Reputation: 15
I am using R, and have built a matrix to calculate the distance between n locations. I need to calculate the nearest neighbor for each location and populate a resultant matrix of Location ID, Nearest Neighbor ID, and the distance.
Here is the data.frame (note application code uses a function to calculate the distance from Long/Lat, below is the resultant data frame.) I also assign the distance to itself as 999 so it won't get chosen as the nearest neighbor.
distdf <- data.frame("New York" = c(0, 713, 2451, 748), "Chicago" = c(713, 0, 1745, 587), "Los Angeles" = c(2451,1745, 0, 1936), "Atlanta" = c(748, 587, 1936, 0), row.names = c("New York", "Chicago", "Los Angeles", "Atlanta"))
distdf[distdf ==0]<- 9999
From here, I want to find the minimum distance and the row which has that value. So the result would look like this:
result<- data.frame("NearNeigh" = c("Chicago", "Atl", "Atl", "Chic"), "Dist" =c(713, 587, 1936, 587), row.names = c("New York","Chicago", "Los Angeles", "Atlanta"))

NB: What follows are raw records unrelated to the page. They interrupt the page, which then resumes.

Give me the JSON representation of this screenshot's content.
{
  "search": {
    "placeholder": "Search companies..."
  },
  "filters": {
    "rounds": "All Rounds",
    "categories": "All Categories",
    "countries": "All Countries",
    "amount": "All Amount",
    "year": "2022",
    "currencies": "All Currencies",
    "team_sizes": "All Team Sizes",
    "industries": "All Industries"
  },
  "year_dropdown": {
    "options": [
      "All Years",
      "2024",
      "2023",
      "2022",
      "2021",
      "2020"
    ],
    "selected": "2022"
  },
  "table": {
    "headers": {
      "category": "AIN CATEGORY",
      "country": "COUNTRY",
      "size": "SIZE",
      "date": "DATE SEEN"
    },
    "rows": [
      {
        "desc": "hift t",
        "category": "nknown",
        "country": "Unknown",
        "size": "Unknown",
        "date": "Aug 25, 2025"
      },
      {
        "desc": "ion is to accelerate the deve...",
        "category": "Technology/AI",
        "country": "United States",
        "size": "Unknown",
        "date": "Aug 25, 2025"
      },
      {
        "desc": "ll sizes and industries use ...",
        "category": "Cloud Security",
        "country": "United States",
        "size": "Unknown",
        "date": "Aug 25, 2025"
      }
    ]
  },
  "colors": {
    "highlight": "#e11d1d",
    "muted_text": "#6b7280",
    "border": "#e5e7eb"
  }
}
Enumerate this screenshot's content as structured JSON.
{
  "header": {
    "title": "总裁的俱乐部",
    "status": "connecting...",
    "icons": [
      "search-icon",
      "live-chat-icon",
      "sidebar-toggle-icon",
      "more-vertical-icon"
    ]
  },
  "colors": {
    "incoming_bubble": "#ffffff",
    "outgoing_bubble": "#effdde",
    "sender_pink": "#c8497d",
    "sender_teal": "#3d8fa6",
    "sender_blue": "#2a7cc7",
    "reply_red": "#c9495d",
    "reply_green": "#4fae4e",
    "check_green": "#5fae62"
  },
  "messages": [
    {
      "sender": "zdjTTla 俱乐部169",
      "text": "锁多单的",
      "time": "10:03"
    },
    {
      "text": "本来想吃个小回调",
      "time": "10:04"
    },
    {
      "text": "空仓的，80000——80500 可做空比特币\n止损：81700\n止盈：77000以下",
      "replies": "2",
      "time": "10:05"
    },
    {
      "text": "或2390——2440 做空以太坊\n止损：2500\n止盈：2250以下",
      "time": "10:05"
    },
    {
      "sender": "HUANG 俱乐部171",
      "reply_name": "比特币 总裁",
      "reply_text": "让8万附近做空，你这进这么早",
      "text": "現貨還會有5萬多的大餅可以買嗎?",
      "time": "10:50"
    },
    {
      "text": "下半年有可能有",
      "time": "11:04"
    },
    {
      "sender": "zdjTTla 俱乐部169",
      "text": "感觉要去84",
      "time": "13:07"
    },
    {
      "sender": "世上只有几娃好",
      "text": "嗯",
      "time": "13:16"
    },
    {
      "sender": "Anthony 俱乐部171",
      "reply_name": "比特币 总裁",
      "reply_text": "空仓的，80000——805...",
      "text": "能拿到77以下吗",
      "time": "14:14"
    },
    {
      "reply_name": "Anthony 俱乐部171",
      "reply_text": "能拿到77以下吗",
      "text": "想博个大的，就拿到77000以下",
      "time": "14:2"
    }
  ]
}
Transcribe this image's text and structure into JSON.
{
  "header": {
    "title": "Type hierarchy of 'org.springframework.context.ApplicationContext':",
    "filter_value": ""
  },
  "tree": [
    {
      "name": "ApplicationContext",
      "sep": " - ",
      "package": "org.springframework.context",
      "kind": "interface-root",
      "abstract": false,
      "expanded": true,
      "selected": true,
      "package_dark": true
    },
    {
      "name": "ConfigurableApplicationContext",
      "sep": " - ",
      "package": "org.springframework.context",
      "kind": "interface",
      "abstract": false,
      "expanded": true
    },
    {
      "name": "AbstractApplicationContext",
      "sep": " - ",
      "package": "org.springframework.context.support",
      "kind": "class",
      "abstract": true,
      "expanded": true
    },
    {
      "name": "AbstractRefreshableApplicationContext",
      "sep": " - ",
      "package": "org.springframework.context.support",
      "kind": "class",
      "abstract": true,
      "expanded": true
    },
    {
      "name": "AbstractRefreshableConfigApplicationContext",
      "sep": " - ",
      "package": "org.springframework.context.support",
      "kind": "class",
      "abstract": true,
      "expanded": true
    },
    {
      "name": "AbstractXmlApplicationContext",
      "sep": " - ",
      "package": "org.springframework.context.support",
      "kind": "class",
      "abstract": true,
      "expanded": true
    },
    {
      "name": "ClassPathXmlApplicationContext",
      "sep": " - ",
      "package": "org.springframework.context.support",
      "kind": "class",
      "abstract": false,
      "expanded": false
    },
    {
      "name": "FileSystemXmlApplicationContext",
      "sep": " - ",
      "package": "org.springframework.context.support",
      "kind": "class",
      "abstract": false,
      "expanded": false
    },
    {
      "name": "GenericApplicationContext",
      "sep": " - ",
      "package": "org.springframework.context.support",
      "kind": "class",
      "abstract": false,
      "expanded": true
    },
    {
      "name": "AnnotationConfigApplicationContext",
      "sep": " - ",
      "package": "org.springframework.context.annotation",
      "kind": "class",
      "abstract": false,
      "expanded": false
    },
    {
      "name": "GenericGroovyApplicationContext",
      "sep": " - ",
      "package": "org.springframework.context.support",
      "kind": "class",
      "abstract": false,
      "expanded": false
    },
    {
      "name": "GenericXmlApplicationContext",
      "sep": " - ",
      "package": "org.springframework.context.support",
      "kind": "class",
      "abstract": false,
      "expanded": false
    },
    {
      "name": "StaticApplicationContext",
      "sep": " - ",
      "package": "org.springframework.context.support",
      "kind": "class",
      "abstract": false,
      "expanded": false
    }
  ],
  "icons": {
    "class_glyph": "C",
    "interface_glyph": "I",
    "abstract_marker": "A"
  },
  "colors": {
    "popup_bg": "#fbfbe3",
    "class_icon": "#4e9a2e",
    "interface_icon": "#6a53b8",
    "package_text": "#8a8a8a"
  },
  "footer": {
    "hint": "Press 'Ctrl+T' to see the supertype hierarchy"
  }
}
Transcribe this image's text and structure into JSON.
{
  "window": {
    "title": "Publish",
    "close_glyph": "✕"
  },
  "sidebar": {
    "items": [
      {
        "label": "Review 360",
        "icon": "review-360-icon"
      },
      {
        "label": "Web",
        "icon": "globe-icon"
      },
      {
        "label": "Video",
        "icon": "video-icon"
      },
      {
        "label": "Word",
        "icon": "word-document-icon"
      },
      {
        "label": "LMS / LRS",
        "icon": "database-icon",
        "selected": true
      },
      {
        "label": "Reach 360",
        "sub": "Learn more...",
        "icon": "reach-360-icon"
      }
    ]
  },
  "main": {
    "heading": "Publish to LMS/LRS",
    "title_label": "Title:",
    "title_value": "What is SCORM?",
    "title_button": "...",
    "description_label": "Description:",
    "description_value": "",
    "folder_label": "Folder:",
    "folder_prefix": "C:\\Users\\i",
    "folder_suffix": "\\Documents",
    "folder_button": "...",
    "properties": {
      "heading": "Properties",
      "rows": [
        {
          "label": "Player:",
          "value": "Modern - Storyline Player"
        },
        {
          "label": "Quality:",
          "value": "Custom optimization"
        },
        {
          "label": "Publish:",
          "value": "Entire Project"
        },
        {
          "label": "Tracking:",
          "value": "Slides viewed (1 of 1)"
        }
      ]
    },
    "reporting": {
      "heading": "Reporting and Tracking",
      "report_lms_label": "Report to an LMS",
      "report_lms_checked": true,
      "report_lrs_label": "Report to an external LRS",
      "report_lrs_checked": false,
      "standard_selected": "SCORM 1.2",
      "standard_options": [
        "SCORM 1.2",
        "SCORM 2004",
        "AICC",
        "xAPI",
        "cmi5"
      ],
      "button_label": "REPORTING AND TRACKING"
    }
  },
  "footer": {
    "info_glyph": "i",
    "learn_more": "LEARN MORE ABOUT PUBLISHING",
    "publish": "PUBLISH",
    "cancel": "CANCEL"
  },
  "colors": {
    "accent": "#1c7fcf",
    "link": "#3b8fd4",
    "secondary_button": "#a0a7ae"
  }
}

I have been able to find the nearest neighbor through something like this, but I fear I am heading down the wrong road:
l1<- apply(distdf, 2, which.min)
l1df<- as.data.frame(l1)
Upvotes: 0
Views: 886
Reputation: 389047
l1
gives the index of minimum value in each column. To get the minimum value use min
.
You can create the final dataframe as. :
l1 <- apply(distdf, 2, which.min)
l2 <- apply(distdf, 2, min)
result <- data.frame(City = names(distdf),
NearNeigh = rownames(distdf)[l1],
Dist = l2, row.names = NULL)
result
# City NearNeigh Dist
#1 New.York Chicago 713
#2 Chicago Atlanta 587
#3 Los.Angeles Chicago 1745
#4 Atlanta Chicago 587
Upvotes: 0
Reputation: 887223
Here is an option with max.col
and pmin
data.frame(NearNeigh = names(distdf)[max.col(-distdf, 'first')],
Dist = do.call(pmin, distdf))
Upvotes: 0